In September, the International Accounting Standards Board (IASB) issued a practice statement on making materiality judgments. The statement is intended as guidance that helps preparers rather than a standard that has to be applied to demonstrate compliance with IFRS Standards.
The IASB has also released an exposure draft that proposes minor amendments to the definition of ‘material’. The definition of material information, currently included in the Conceptual Framework for Financial Reporting, is as follows: information is material if omitting it or misstating it could influence decisions that users make on the basis of financial information about a specific reporting entity.
The exposure draft proposes the following minor amendment: information is material if omitting, misstating or obscuring it could reasonably be expected to influence decisions that the primary users of a specific reporting entity’s general purpose financial statements make on the basis of those financial statements.
One of the key elements to this change is the introduction of the term ‘primary users’ rather than the existing definition’s ‘users’.
In the practice statement, the IASB explains who it means by primary users: existing and potential investors, lenders and other creditors – in other words, users who cannot require entities to provide information directly to them and so must rely on financial statements for much of their information.
Information needs
The financial statements cannot conceivably provide all the information that primary users need, and an entity should aim to meet the common information needs of its primary users. Thus, in applying its materiality judgments, an exemplar entity called Grimtown FC (see box on the next page) would not need to consider the specific information needs of a single investor (Example 1 in the box), and could rightly conclude that a particular item of information is immaterial for its primary users as a group. It would therefore not need to furnish this information in its financial statements.
When assessing whether information is material to the financial statements, an entity’s decision should not be affected by that information being available from other sources (see Example 2 in the box). The public availability of information does not relieve an entity of the obligation to provide material information in its financial statements.
An entity may also consider the requirements of local laws and regulations in its materiality judgments. It can provide more information than required by IFRS Standards, as long as that does not obscure items deemed material by IFRS Standards. An entity may not provide less information than required under IFRS Standards, even if local regulation allows it.
The IASB’s practice statement also presents the following four steps that an entity may follow in making materiality judgments when preparing financial statements. We will look at each step using the Grimtown FC examples cited.
Step 1: Identify
Identify information that could be material. The entity should also consider the common information needs of its primary users. In our example, Grimtown will have identified a set of potentially material information.
Step 2: Assess
Assess whether the information identified in step 1 is in fact material.
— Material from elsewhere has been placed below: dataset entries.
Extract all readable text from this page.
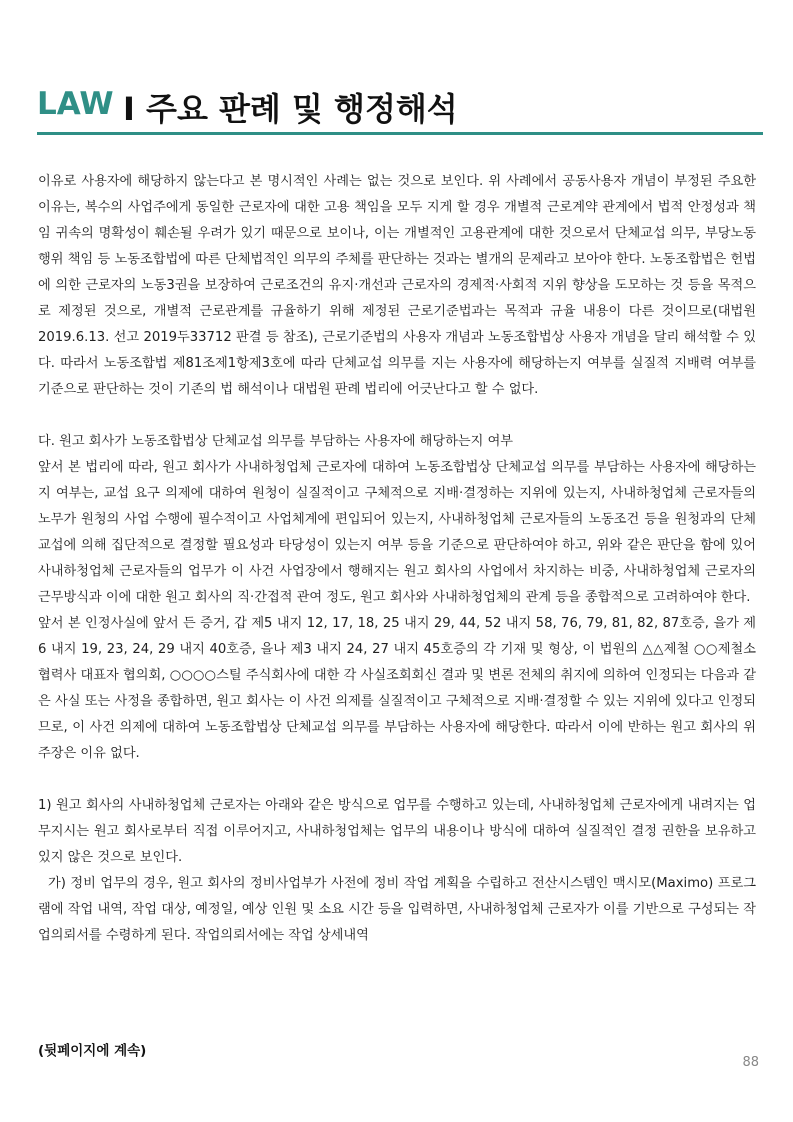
LAW I 주요 판례 및 행정해석

이유로 사용자에 해당하지 않는다고 본 명시적인 사례는 없는 것으로 보인다. 위 사례에서 공동사용자 개념이 부정된 주요한 이유는, 복수의 사업주에게 동일한 근로자에 대한 고용 책임을 모두 지게 할 경우 개별적 근로계약 관계에서 법적 안정성과 책임 귀속의 명확성이 훼손될 우려가 있기 때문으로 보이나, 이는 개별적인 고용관계에 대한 것으로서 단체교섭 의무, 부당노동행위 책임 등 노동조합법에 따른 단체법적인 의무의 주체를 판단하는 것과는 별개의 문제라고 보아야 한다. 노동조합법은 헌법에 의한 근로자의 노동3권을 보장하여 근로조건의 유지·개선과 근로자의 경제적·사회적 지위 향상을 도모하는 것 등을 목적으로 제정된 것으로, 개별적 근로관계를 규율하기 위해 제정된 근로기준법과는 목적과 규율 내용이 다른 것이므로(대법원 2019.6.13. 선고 2019두33712 판결 등 참조), 근로기준법의 사용자 개념과 노동조합법상 사용자 개념을 달리 해석할 수 있다. 따라서 노동조합법 제81조제1항제3호에 따라 단체교섭 의무를 지는 사용자에 해당하는지 여부를 실질적 지배력 여부를 기준으로 판단하는 것이 기존의 법 해석이나 대법원 판례 법리에 어긋난다고 할 수 없다.

다. 원고 회사가 노동조합법상 단체교섭 의무를 부담하는 사용자에 해당하는지 여부

앞서 본 법리에 따라, 원고 회사가 사내하청업체 근로자에 대하여 노동조합법상 단체교섭 의무를 부담하는 사용자에 해당하는지 여부는, 교섭 요구 의제에 대하여 원청이 실질적이고 구체적으로 지배·결정하는 지위에 있는지, 사내하청업체 근로자들의 노무가 원청의 사업 수행에 필수적이고 사업체계에 편입되어 있는지, 사내하청업체 근로자들의 노동조건 등을 원청과의 단체교섭에 의해 집단적으로 결정할 필요성과 타당성이 있는지 여부 등을 기준으로 판단하여야 하고, 위와 같은 판단을 함에 있어 사내하청업체 근로자들의 업무가 이 사건 사업장에서 행해지는 원고 회사의 사업에서 차지하는 비중, 사내하청업체 근로자의 근무방식과 이에 대한 원고 회사의 직·간접적 관여 정도, 원고 회사와 사내하청업체의 관계 등을 종합적으로 고려하여야 한다.

앞서 본 인정사실에 앞서 든 증거, 갑 제5 내지 12, 17, 18, 25 내지 29, 44, 52 내지 58, 76, 79, 81, 82, 87호증, 을가 제6 내지 19, 23, 24, 29 내지 40호증, 을나 제3 내지 24, 27 내지 45호증의 각 기재 및 형상, 이 법원의 △△제철 ○○제철소 협력사 대표자 협의회, ○○○○스틸 주식회사에 대한 각 사실조회회신 결과 및 변론 전체의 취지에 의하여 인정되는 다음과 같은 사실 또는 사정을 종합하면, 원고 회사는 이 사건 의제를 실질적이고 구체적으로 지배·결정할 수 있는 지위에 있다고 인정되므로, 이 사건 의제에 대하여 노동조합법상 단체교섭 의무를 부담하는 사용자에 해당한다. 따라서 이에 반하는 원고 회사의 위 주장은 이유 없다.

1) 원고 회사의 사내하청업체 근로자는 아래와 같은 방식으로 업무를 수행하고 있는데, 사내하청업체 근로자에게 내려지는 업무지시는 원고 회사로부터 직접 이루어지고, 사내하청업체는 업무의 내용이나 방식에 대하여 실질적인 결정 권한을 보유하고 있지 않은 것으로 보인다.

가) 정비 업무의 경우, 원고 회사의 정비사업부가 사전에 정비 작업 계획을 수립하고 전산시스템인 맥시모(Maximo) 프로그램에 작업 내역, 작업 대상, 예정일, 예상 인원 및 소요 시간 등을 입력하면, 사내하청업체 근로자가 이를 기반으로 구성되는 작업의뢰서를 수령하게 된다. 작업의뢰서에는 작업 상세내역

(뒷페이지에 계속)
88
This assessment involves quantitative and qualitative considerations.
Quantitative factors include the size of the impact on the transaction or event, as well as the size of any unrecognised items, such as contingent assets or liabilities. There could also be factors that do not have a significant size impact on the financial statements, but might have an impact on similar entities in the industry (see Example 3).
Qualitative factors are those that make information more likely to influence the decisions of the primary users. These can include transactions with related parties, uncommon transactions or unexpected variations in trends.
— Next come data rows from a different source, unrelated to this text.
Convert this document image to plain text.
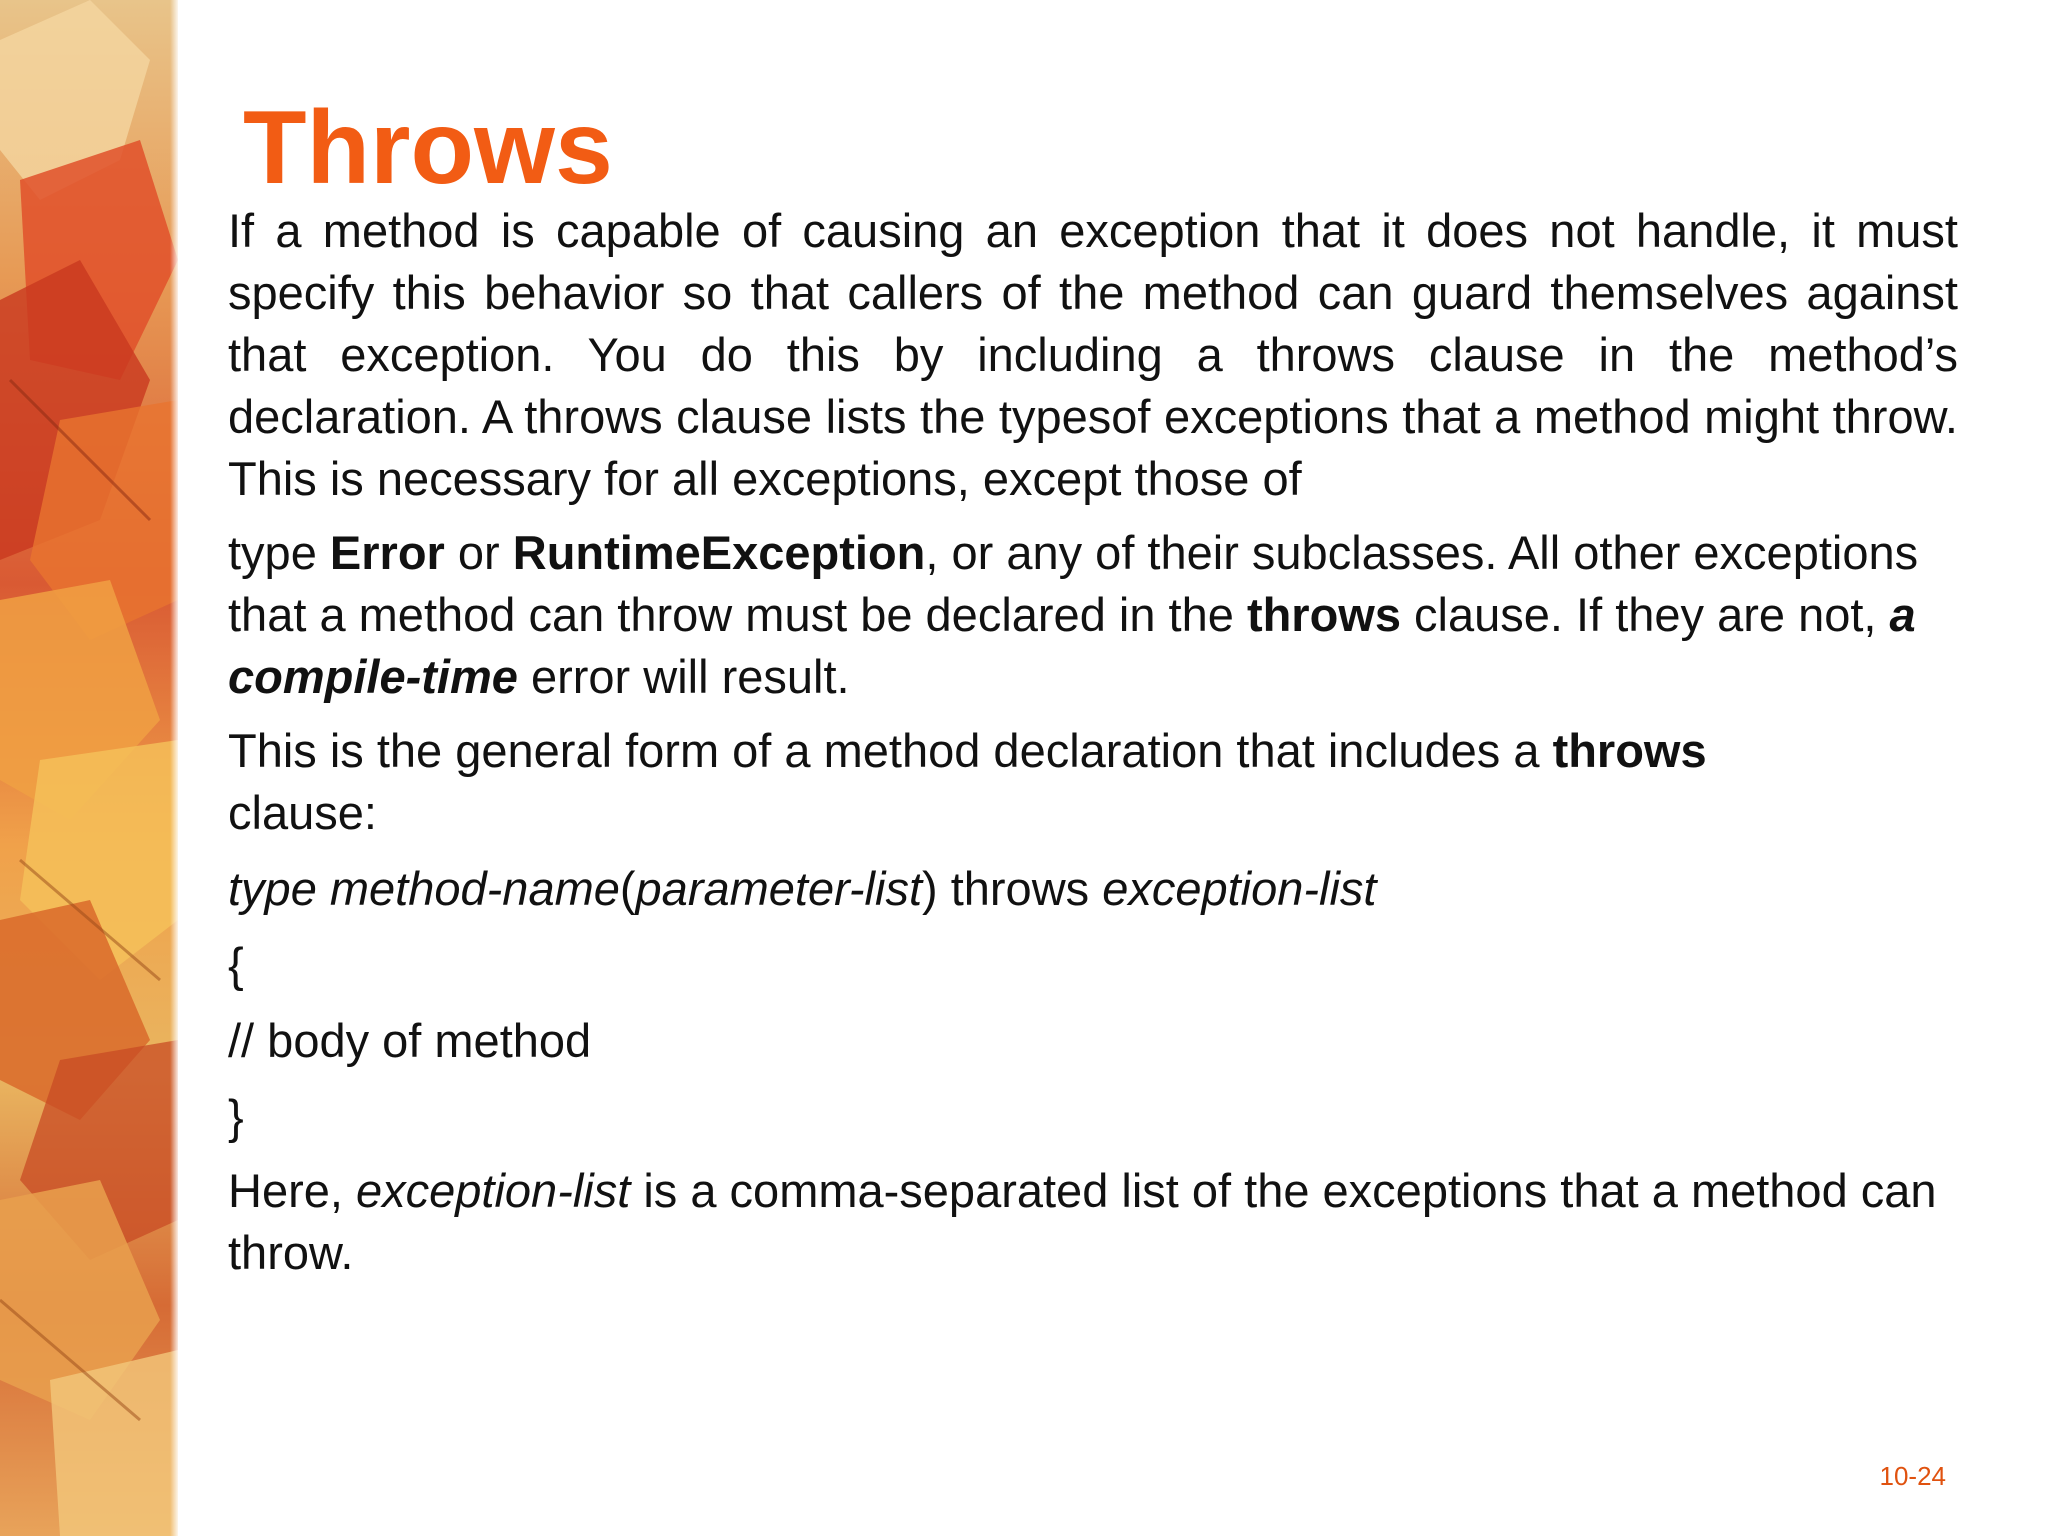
Throws

If a method is capable of causing an exception that it does not handle, it must specify this behavior so that callers of the method can guard themselves against that exception. You do this by including a throws clause in the method’s declaration. A throws clause lists the typesof exceptions that a method might throw. This is necessary for all exceptions, except those of

type Error or RuntimeException, or any of their subclasses. All other exceptions that a method can throw must be declared in the throws clause. If they are not, a compile-time error will result.

This is the general form of a method declaration that includes a throws
clause:

type method-name(parameter-list) throws exception-list

{

// body of method

}

Here, exception-list is a comma-separated list of the exceptions that a method can throw.

10-24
While there is no hierarchy among materiality factors, it may be efficient to consider an item from a quantitative perspective before assessing the presence of qualitative factors.
In highlighting these issues, the IASB is reinforcing the idea that judgment is required in the assessment of materiality. Items such as Example 5 also reassert the IASB’s position that IFRS Standards requirements need only be applied if their effect is material in the complete set of financial statements. The output of step 2 is a preliminary set of material information.
Step 3: Organise
Organise the information identified as material in a way that communicates clearly and concisely to primary users. The output of step 3 is the draft financial statements.
Step 4: Review
Review the draft financial statements to determine if all material information has been identified. An entity needs to assess whether information is material both individually and in combination with other information in the context of its financial statements as a whole. This review gives the entity the opportunity to step back and consider the information from a wider perspective and in aggregate. The output of step 4 is the final financial statements.
In producing this practice statement and an exposure draft on the definition of materiality, the IASB has attempted to clarify the need for judgment in conjunction with the specific requirements of individual IFRS Standards. It reinforces the current focus of the IASB to look at disclosures within the financial statements as much as looking at specific accounting standards.
Comments on the exposure draft on the definition of materiality must be submitted by January 2018.
Adam Deller is a financial reporting specialist and lecturer
1 Unit
CPD technical article
"The IASB is reinforcing the idea that judgment is required in the assessment of materiality"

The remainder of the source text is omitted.